I’m intrigued by your question because it makes me think a lot about where I started 18 years ago. I was determined and energetic, equipped with a fantastic teacher preparation program, and still full of fear and uncertainty. I had wonderful days in my first year where students wrote boldly and spoke passionately. I also had days that were desolate and left me questioning my ability to be effective in a classroom. Perhaps not surprisingly, it was never an afternoon of professional development or a fantastic new strategy that got me through the tough days. It was always a person. It was Susan, the veteran teacher who embraced her own tough days transparently with me. It was Donna, my professor who kept encouraging me from afar. It was the people in my professional organizations who listened to my neophyte tribulations with gentle reassurance and compassionate advice.

So, perhaps, the question is less about the responsibility of older teachers mentoring new ones and more about how we build communities that nurture and support each other. The truth is that, on any given day, I can feel like that first year teacher again: ineffective, tired, and unsure.

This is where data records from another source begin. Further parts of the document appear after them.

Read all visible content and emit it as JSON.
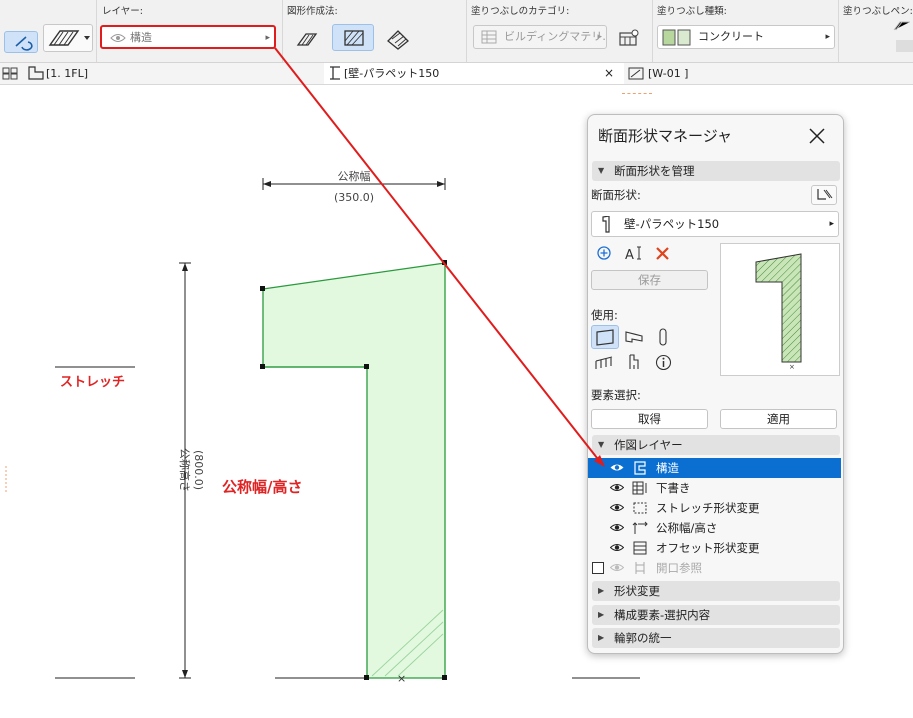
{
  "toolbar": {
    "layer_label": "レイヤー:",
    "layer_value": "構造",
    "geometry_label": "図形作成法:",
    "fill_category_label": "塗りつぶしのカテゴリ:",
    "fill_category_value": "ビルディングマテリ…",
    "fill_type_label": "塗りつぶし種類:",
    "fill_type_value": "コンクリート",
    "fill_pen_label": "塗りつぶしペン:"
  },
  "tabs": {
    "floor": "[1. 1FL]",
    "profile": "[壁-パラペット150",
    "close": "×",
    "elevation": "[W-01 ]"
  },
  "canvas": {
    "nominal_width_label": "公称幅",
    "nominal_width_value": "(350.0)",
    "nominal_height_label": "公称高さ",
    "nominal_height_value": "(800.0)",
    "stretch_annotation": "ストレッチ",
    "nominal_annotation": "公称幅/高さ",
    "annotation_color": "#e02424"
  },
  "panel": {
    "title": "断面形状マネージャ",
    "manage_section": "断面形状を管理",
    "profile_label": "断面形状:",
    "profile_value": "壁-パラペット150",
    "save_button": "保存",
    "usage_label": "使用:",
    "element_select_label": "要素選択:",
    "get_button": "取得",
    "apply_button": "適用",
    "drawing_layers_section": "作図レイヤー",
    "layers": [
      {
        "name": "構造",
        "selected": true,
        "visible": true
      },
      {
        "name": "下書き",
        "selected": false,
        "visible": true
      },
      {
        "name": "ストレッチ形状変更",
        "selected": false,
        "visible": true
      },
      {
        "name": "公称幅/高さ",
        "selected": false,
        "visible": true
      },
      {
        "name": "オフセット形状変更",
        "selected": false,
        "visible": true
      },
      {
        "name": "開口参照",
        "selected": false,
        "visible": false
      }
    ],
    "collapsed_sections": [
      "形状変更",
      "構成要素-選択内容",
      "輪郭の統一"
    ],
    "accent_color": "#0a6fd0"
  }
}
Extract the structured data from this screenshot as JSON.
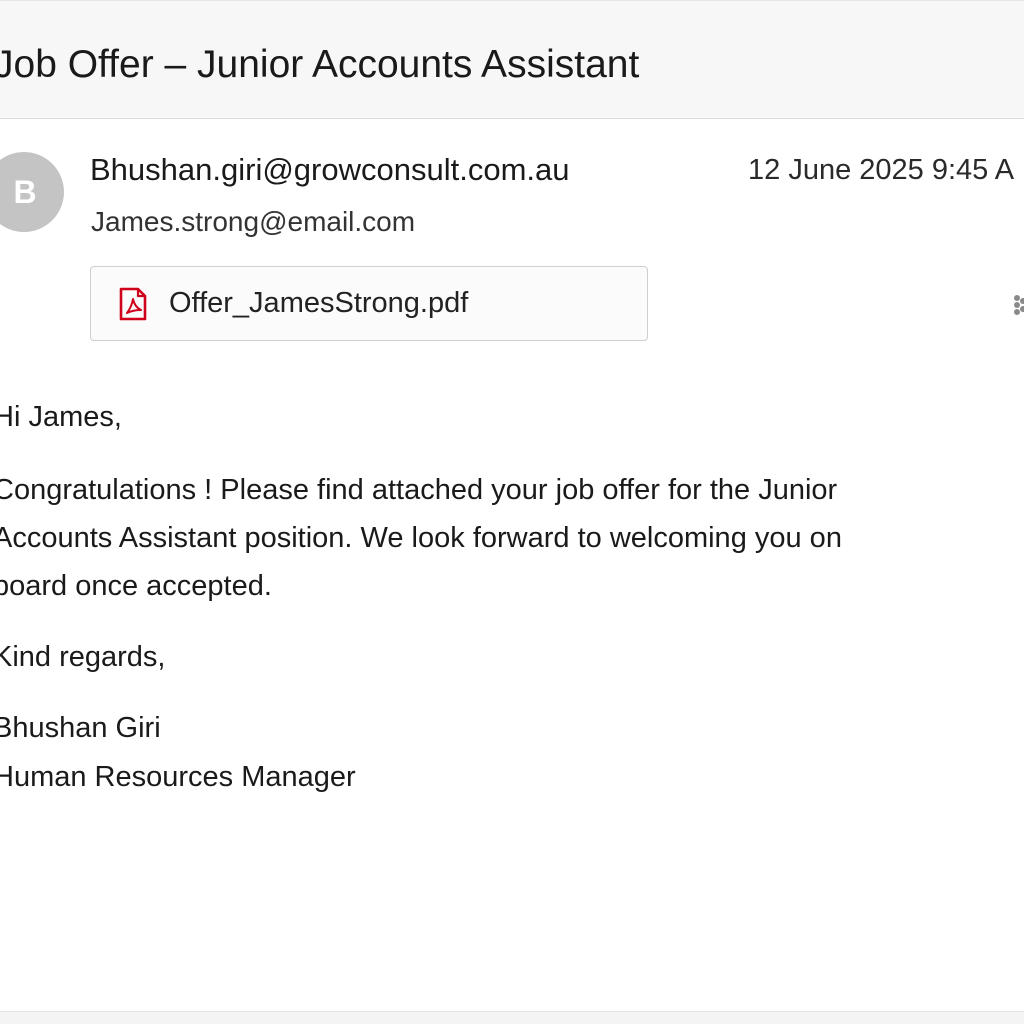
{
  "email": {
    "subject": "Job Offer – Junior Accounts Assistant",
    "avatar_initial": "B",
    "sender": "Bhushan.giri@growconsult.com.au",
    "recipient": "James.strong@email.com",
    "timestamp": "12 June 2025 9:45 A",
    "attachment": {
      "filename": "Offer_JamesStrong.pdf",
      "icon": "pdf-icon",
      "icon_color": "#d0021b"
    },
    "more_actions_icon": "more-options-icon",
    "body": {
      "greeting": "Hi James,",
      "paragraph_lines": [
        "Congratulations ! Please find attached your job offer for the Junior",
        "Accounts Assistant position. We look forward to welcoming you on",
        "board once accepted."
      ],
      "signoff": "Kind regards,",
      "signature_name": "Bhushan Giri",
      "signature_title": "Human Resources Manager"
    }
  },
  "colors": {
    "avatar_bg": "#c4c4c4",
    "header_bg": "#f7f7f7"
  }
}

As a person who has assembled a mighty collection of mentors, I always see one thing in common among their presence: there’s a bit of me in each of them. In fact, it’s a bit of a better me in each of them. It’s Michelle’s forthrightness, and Kate’s clarity. It’s Lora’s vision and James’ passion. It’s Paul’s incisiveness and Byron’s wisdom. We all need mentors because they help us see a better version of ourselves than we can see without them. They offer for us both the ephemeral guidance to get us through today, while instilling in us a conception of what we can grow into.

So, is there a responsibility to mentor? Yes. But it’s not just older teachers to younger ones; rather, it’s flattening the hierarchies of mentorship to recognize that this profession will carry on in better ways because we were willing to not only look to others, but to open our practice and ourselves to the betterment of us all.